Flavia Camargo compartilha jornada de maternidade e luto em ‘Quatro Letras’
Tempo de leitura: 6 Minutes

A escritora Flavia Camargo lançou o livro “Quatro Letras”, uma autobiografia que reflete sobre a maternidade e o luto pela perda de seu filho, Igor. Neste relato sensível, Flavia busca acolher outras mães e famílias que enfrentam o doloroso processo de despedida, ao mesmo tempo em que compartilha os momentos marcantes vividos durante a gestação e a breve vida de seu filho.

Dividido em dez capítulos, cada um nomeado com palavras de quatro letras — como “Igor”, “Amor” e “Luta” —, a obra é um compêndio de reflexões e sentimentos que surgem da experiência de ser mãe, mesmo diante da perda. Flavia explora a profundidade da conexão materna e os ensinamentos que a maternidade deixou, ressaltando que a morte não pode apagar o que foi construído durante o tempo que passou com Igor.

A autora não apenas narra a dor da perda, mas também o processo de ressignificação dessa experiência, transformando o luto em uma jornada de autodescoberta e crescimento pessoal.
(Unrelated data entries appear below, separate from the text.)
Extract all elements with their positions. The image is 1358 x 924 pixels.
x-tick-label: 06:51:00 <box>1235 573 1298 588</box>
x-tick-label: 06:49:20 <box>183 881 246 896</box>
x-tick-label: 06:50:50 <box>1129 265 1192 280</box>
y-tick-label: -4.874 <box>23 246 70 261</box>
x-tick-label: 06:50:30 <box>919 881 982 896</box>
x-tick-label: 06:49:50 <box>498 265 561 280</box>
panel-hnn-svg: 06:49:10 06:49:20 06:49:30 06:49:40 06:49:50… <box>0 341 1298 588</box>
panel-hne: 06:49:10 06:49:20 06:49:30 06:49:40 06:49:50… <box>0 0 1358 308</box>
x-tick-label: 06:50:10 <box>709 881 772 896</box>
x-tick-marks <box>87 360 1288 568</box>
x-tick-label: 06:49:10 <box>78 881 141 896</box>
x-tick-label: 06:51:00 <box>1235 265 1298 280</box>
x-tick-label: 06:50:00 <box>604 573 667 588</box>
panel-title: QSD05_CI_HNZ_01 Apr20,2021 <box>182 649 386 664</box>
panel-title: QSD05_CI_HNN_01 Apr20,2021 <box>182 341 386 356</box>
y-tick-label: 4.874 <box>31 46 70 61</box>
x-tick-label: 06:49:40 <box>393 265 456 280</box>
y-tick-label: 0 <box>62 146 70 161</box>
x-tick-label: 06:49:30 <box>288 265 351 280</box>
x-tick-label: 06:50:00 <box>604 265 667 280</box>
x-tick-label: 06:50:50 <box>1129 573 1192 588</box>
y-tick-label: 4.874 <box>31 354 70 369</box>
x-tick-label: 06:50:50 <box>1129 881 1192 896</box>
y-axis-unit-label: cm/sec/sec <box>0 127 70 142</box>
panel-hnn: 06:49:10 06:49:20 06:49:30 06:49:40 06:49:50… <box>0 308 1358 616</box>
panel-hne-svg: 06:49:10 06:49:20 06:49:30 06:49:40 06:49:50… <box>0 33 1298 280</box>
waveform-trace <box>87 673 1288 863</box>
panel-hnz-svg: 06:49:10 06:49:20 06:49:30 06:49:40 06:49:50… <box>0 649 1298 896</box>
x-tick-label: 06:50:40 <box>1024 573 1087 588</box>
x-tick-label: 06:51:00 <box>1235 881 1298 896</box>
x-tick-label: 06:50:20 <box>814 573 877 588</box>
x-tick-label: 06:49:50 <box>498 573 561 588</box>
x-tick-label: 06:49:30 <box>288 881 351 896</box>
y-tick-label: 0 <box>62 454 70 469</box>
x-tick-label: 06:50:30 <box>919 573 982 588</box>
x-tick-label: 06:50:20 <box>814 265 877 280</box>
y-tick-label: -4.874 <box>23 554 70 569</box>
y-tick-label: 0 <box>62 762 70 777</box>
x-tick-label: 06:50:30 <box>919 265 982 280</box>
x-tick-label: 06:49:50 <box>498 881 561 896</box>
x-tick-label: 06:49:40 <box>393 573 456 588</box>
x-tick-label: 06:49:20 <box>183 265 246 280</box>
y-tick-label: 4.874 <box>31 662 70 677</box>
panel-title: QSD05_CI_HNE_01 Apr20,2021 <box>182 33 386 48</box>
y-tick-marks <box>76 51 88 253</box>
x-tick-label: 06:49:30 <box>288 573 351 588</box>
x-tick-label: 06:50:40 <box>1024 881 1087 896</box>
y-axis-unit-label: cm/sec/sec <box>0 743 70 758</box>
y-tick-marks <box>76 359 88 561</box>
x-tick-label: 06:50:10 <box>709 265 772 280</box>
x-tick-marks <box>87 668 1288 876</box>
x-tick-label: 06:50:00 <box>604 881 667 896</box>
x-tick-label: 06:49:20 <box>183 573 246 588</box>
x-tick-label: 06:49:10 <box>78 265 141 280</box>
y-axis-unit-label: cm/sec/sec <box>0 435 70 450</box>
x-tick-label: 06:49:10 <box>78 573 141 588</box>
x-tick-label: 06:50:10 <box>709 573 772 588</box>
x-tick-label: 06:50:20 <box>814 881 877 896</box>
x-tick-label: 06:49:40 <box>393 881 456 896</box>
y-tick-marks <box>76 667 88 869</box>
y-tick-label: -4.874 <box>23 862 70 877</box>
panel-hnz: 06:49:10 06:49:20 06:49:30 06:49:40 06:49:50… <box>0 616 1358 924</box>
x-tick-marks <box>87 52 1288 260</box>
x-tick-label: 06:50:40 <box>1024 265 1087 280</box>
Por meio de cartas escritas ao filho desde a gravidez, Flavia expressa seus sentimentos e cria um espaço de diálogo que ajuda a aliviar a dor e a solidão que muitas mães enfrentam após a perda de um filho.

Flavia compartilha como a espiritualidade foi fundamental em sua trajetória, permitindo-lhe manter a conexão com Igor e redefinir sua maternidade. Ela enfatiza a importância de reconhecer e validar a dor do luto, incentivando as pessoas ao redor a oferecer apoio de forma sensível, ouvindo e acolhendo sem julgamentos.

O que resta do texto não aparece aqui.